The third New England RLHF Hackathon recently took place, showcasing a variety of innovative projects that delved into machine learning and reinforcement learning. For enthusiasts and participants interested in future events, joining the Discord community is highly encouraged for updates and discussions. Join the Discord community to stay connected and informed.
During this exciting event, several standout projects were presented, each highlighting unique approaches and methodologies in the realm of reinforcement learning. Here’s a closer look at some of the most intriguing projects from the hackathon:
- Pink Elephants Pt 3 (Authors: Sid Verma, Louis Castricato): This project focused on developing a model capable of training a “pink elephant” through Inverse Learning from Q-learning (ILQL). The authors employed the standard trlX implementation but encountered challenges while tuning hyperparameters. They suggested that future research could benefit from more sophisticated reward shaping techniques, possibly integrating methods like DPO (Direct Preference Optimization) and ReST (Reinforcement via Self-Training) for enhanced training effectiveness.
- Exploring Iterated RLHF (Authors: Arjun Prakash, Jacob Makar-Limanov): This project aimed to deepen the understanding of iterated RLHF and the co-evolution of large language models (LLMs) alongside reward models. By substituting human evaluators with an “idealized” model, UltraRM-13b, the team focused on aligning the LLM with this gold standard rather than human preferences. Their future work plans include refining their approach using advanced techniques like ReST.
- Visualizing the Reward Model via QDAIF (Authors: Will Beddow, Matthew Bernstein, Chase Blagden): This project sought to visualize and interpret the reward model in RLHF. The team adapted the Quality-Diversity through AI Feedback (QDAIF) technique, employing a Deberta model fine-tuned on human preference data as the fitness function. They utilized llama-70b for generating and mutating poetry, uncovering patterns in rewards linked to various poem types and tones.

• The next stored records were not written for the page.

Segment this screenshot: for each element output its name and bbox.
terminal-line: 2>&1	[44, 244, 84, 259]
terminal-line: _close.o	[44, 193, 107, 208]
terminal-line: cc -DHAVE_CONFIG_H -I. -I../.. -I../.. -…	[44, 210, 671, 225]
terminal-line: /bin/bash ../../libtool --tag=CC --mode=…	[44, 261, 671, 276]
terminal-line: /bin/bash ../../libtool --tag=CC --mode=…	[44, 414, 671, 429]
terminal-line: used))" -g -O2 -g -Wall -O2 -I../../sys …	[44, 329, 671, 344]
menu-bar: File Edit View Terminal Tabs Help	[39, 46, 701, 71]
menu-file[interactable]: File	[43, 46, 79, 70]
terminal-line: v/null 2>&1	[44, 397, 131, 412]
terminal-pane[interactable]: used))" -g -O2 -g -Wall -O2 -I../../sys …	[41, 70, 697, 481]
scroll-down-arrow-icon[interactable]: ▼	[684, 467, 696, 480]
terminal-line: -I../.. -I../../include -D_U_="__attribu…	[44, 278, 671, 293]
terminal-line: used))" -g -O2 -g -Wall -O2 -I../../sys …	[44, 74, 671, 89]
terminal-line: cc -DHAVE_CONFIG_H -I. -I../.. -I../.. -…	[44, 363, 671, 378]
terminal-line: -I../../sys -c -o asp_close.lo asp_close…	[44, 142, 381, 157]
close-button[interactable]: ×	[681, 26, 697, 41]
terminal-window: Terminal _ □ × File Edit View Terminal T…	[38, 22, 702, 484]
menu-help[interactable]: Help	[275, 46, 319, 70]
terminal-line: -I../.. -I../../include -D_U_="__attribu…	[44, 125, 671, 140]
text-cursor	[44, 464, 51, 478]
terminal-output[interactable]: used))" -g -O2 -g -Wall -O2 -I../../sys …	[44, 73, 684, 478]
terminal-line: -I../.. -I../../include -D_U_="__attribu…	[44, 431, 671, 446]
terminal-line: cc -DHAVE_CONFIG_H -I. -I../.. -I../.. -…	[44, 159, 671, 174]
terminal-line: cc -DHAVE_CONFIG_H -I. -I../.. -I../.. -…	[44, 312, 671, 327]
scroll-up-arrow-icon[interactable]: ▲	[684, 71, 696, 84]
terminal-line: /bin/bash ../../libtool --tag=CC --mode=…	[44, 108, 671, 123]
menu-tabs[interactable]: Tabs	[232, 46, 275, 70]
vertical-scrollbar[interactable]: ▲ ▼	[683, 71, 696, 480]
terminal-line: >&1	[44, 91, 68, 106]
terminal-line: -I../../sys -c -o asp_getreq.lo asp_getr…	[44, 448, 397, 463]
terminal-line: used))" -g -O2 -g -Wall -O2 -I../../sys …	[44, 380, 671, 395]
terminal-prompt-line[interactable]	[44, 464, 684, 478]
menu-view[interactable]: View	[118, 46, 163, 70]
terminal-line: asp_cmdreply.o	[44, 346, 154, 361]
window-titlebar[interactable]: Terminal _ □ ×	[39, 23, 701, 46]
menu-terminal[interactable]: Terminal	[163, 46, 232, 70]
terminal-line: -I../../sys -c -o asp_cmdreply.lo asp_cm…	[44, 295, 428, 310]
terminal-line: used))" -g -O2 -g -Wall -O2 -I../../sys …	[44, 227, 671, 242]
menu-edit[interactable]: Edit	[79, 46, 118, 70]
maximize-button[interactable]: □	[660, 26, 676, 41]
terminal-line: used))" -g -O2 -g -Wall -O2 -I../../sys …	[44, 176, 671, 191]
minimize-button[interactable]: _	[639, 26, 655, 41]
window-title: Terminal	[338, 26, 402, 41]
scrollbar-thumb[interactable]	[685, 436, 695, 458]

The next hackathon is set to take place at NeurIPS, and those interested in participating or learning more should definitely consider joining the Discord community for further information.
Pink Elephants Pt 3
This project is an extension of previous work on the pink elephant problem, aiming to build infrastructure for training a pink elephant model using ILQL. The authors, Sid Verma and Louis Castricato, faced difficulties in achieving convergence with satisfactory results after experimenting with a wide range of hyperparameters.
To improve future results, they proposed the need for more nuanced reward shaping. Currently, their approach uses a simple binary reward system where +1 is awarded for accepted answers and -1 for rejected ones. They are considering training reward models to replace these binary signals for improved feedback. Additionally, exploring the advantages of ReST over traditional methods like PPO (Proximal Policy Optimization) could lead to better convergence outcomes. The potential combination of ReST with DPO for fine-tuning represents an exciting avenue for their ongoing research.
Exploring Iterated RLHF
Authors Arjun Prakash and Jacob Makar-Limanov introduced a project that examines iterated Reinforcement Learning from Human Feedback (RLHF). Their primary goal is to understand how LLMs and their reward models can evolve together over time.
In their experimental setup, the authors replaced human participants with a “gold standard” reward model, enabling them to align their LLM with this idealized model rather than solely learning from human preferences. They are currently implementing their algorithm using UltraRM-13b as the gold standard, laying the groundwork for future evaluations of various iteration methods, including ReST.
Visualizing the Reward Model via QDAIF
In their project, Will Beddow, Matthew Bernstein, and Chase Blagden seek to enhance interpretability within RLHF by visualizing the reward model. Given the intricate and high-dimensional nature of reward models, this goal is quite challenging. The team aimed to mitigate these complexities by modifying a novel technique for creative writing generation using reward models.
Their approach involves adapting QDAIF, which generates creative solutions along two axes (such as tone and genre for poetry) and mutates them based on quality. Rather than relying on a basic fitness function, they utilized a reward model trained on human preference data to visualize a lower bound of the reward function. This innovation allows them to discern which traits correlate with higher or lower rewards.
Implementation and Results
The team modified the existing QDAIF implementation by substituting the fitness function with a reward model specifically designed to evaluate poetry. For poem generation and mutation, they used llama-70b, while the reward model was a Deberta model fine-tuned on human preference data.
After running their implementation for 2500 iterations, they produced a map illustrating the relationship between various poem types and their associated rewards. Interestingly, their findings revealed that sonnets tended to receive the lowest overall rewards, with reflective tones also scoring poorly.
For those interested in delving deeper into the technical aspects of these projects, the source code is available at the following link: OpenELM GitHub Repository.
As the field of Reinforcement Learning continues to evolve, events like the New England RLHF Hackathon foster collaboration and innovation. Participants leave with valuable insights and the opportunity to contribute to the growing community of researchers and developers passionate about machine learning and AI.